Die Post erwirtschaftete 2021 gemäss Geschäftsbericht einen Gewinn von 515 Millionen Franken. Das ist nicht aussergewöhnlich: In den letzten zehn Jahren erzielte der Staatsbetrieb stets Gewinne in dreistelliger Millionenhöhe. Seit 2012 waren es 6,5 Milliarden Franken.
Trotz dieser jährlichen Riesengewinne baut die Post den Dienst am Kunden in der Schweiz kontinuierlich ab. 2021 schloss sie 103 Poststellen für immer, und bei vielen Filialen kürzte sie die Öffnungszeiten (K-Tipp 5/2022). In den letzten zehn Jahren gab sie über 1000 Poststellen auf, mehr als 4200 Arbeitsplätze in der Schweiz fielen weg. Die Post leert auch ihre Briefkästen immer seltener («Saldo» 13/2021).

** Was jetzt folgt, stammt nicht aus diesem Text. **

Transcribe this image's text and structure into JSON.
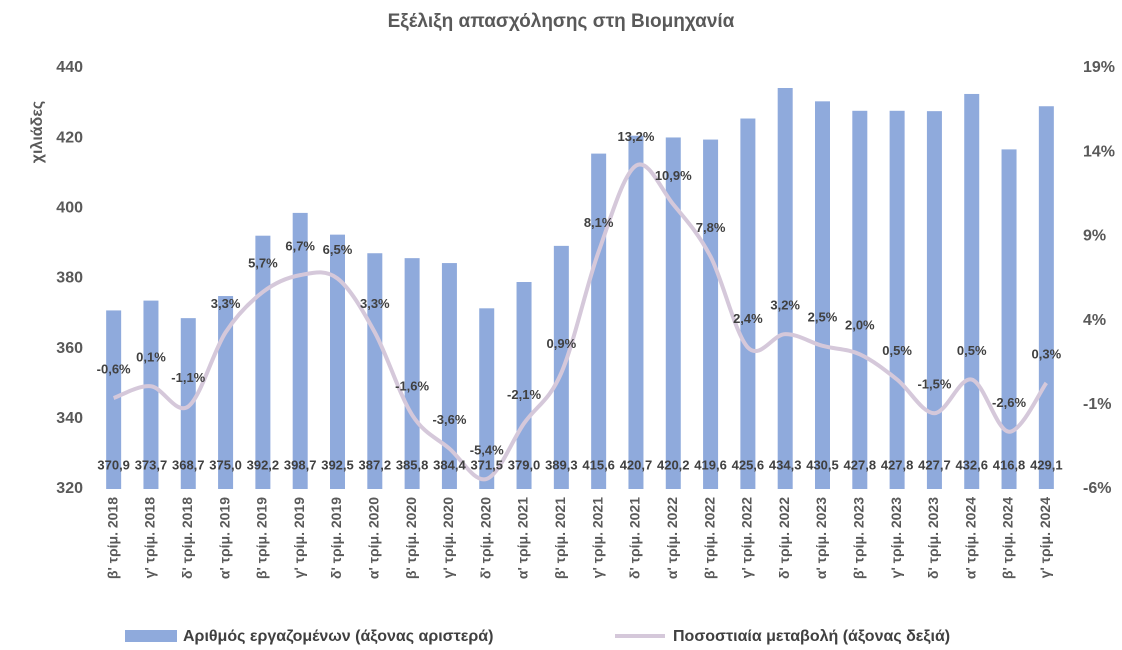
{
  "chart_data": {
    "type": "bar-line",
    "title": "Εξέλιξη απασχόλησης στη Βιομηχανία",
    "y_label": "χιλιάδες",
    "categories": [
      "β' τρίμ. 2018",
      "γ' τρίμ. 2018",
      "δ' τρίμ. 2018",
      "α' τρίμ. 2019",
      "β' τρίμ. 2019",
      "γ' τρίμ. 2019",
      "δ' τρίμ. 2019",
      "α' τρίμ. 2020",
      "β' τρίμ. 2020",
      "γ' τρίμ. 2020",
      "δ' τρίμ. 2020",
      "α' τρίμ. 2021",
      "β' τρίμ. 2021",
      "γ' τρίμ. 2021",
      "δ' τρίμ. 2021",
      "α' τρίμ. 2022",
      "β' τρίμ. 2022",
      "γ' τρίμ. 2022",
      "δ' τρίμ. 2022",
      "α' τρίμ. 2023",
      "β' τρίμ. 2023",
      "γ' τρίμ. 2023",
      "δ' τρίμ. 2023",
      "α' τρίμ. 2024",
      "β' τρίμ. 2024",
      "γ' τρίμ. 2024"
    ],
    "series": [
      {
        "name": "Αριθμός εργαζομένων (άξονας αριστερά)",
        "type": "bar",
        "color": "#8faadc",
        "values": [
          370.9,
          373.7,
          368.7,
          375.0,
          392.2,
          398.7,
          392.5,
          387.2,
          385.8,
          384.4,
          371.5,
          379.0,
          389.3,
          415.6,
          420.7,
          420.2,
          419.6,
          425.6,
          434.3,
          430.5,
          427.8,
          427.8,
          427.7,
          432.6,
          416.8,
          429.1
        ],
        "value_labels": [
          "370,9",
          "373,7",
          "368,7",
          "375,0",
          "392,2",
          "398,7",
          "392,5",
          "387,2",
          "385,8",
          "384,4",
          "371,5",
          "379,0",
          "389,3",
          "415,6",
          "420,7",
          "420,2",
          "419,6",
          "425,6",
          "434,3",
          "430,5",
          "427,8",
          "427,8",
          "427,7",
          "432,6",
          "416,8",
          "429,1"
        ]
      },
      {
        "name": "Ποσοστιαία μεταβολή (άξονας δεξιά)",
        "type": "line",
        "axis": "y2",
        "color": "#d5c8da",
        "values": [
          -0.6,
          0.1,
          -1.1,
          3.3,
          5.7,
          6.7,
          6.5,
          3.3,
          -1.6,
          -3.6,
          -5.4,
          -2.1,
          0.9,
          8.1,
          13.2,
          10.9,
          7.8,
          2.4,
          3.2,
          2.5,
          2.0,
          0.5,
          -1.5,
          0.5,
          -2.6,
          0.3
        ],
        "value_labels": [
          "-0,6%",
          "0,1%",
          "-1,1%",
          "3,3%",
          "5,7%",
          "6,7%",
          "6,5%",
          "3,3%",
          "-1,6%",
          "-3,6%",
          "-5,4%",
          "-2,1%",
          "0,9%",
          "8,1%",
          "13,2%",
          "10,9%",
          "7,8%",
          "2,4%",
          "3,2%",
          "2,5%",
          "2,0%",
          "0,5%",
          "-1,5%",
          "0,5%",
          "-2,6%",
          "0,3%"
        ]
      }
    ],
    "ylim": [
      320,
      440
    ],
    "yticks": [
      320,
      340,
      360,
      380,
      400,
      420,
      440
    ],
    "y2lim": [
      -6,
      19
    ],
    "y2ticks": [
      {
        "value": -6,
        "label": "-6%"
      },
      {
        "value": -1,
        "label": "-1%"
      },
      {
        "value": 4,
        "label": "4%"
      },
      {
        "value": 9,
        "label": "9%"
      },
      {
        "value": 14,
        "label": "14%"
      },
      {
        "value": 19,
        "label": "19%"
      }
    ],
    "grid": false,
    "legend": "bottom"
  }
}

Porto-Erhöhung trotz 465 Millionen Gewinn
Trotz der schlechteren Erreichbarkeit zahlen Postkunden für die gleichen Dienstleistungen immer mehr. Der Staatskonzern verteuerte ab diesem Jahr das Porto für Briefe und Auslandpakete. Dabei erzielte die Post mit der Briefzustellung schon ohne Preisaufschlag jährlich dreistellige Millionengewinne. Im letzten Jahr legte die Post die Brief- und die Paketsparte zusammen. Deren Jahresgewinn betrug 465 Millionen Franken.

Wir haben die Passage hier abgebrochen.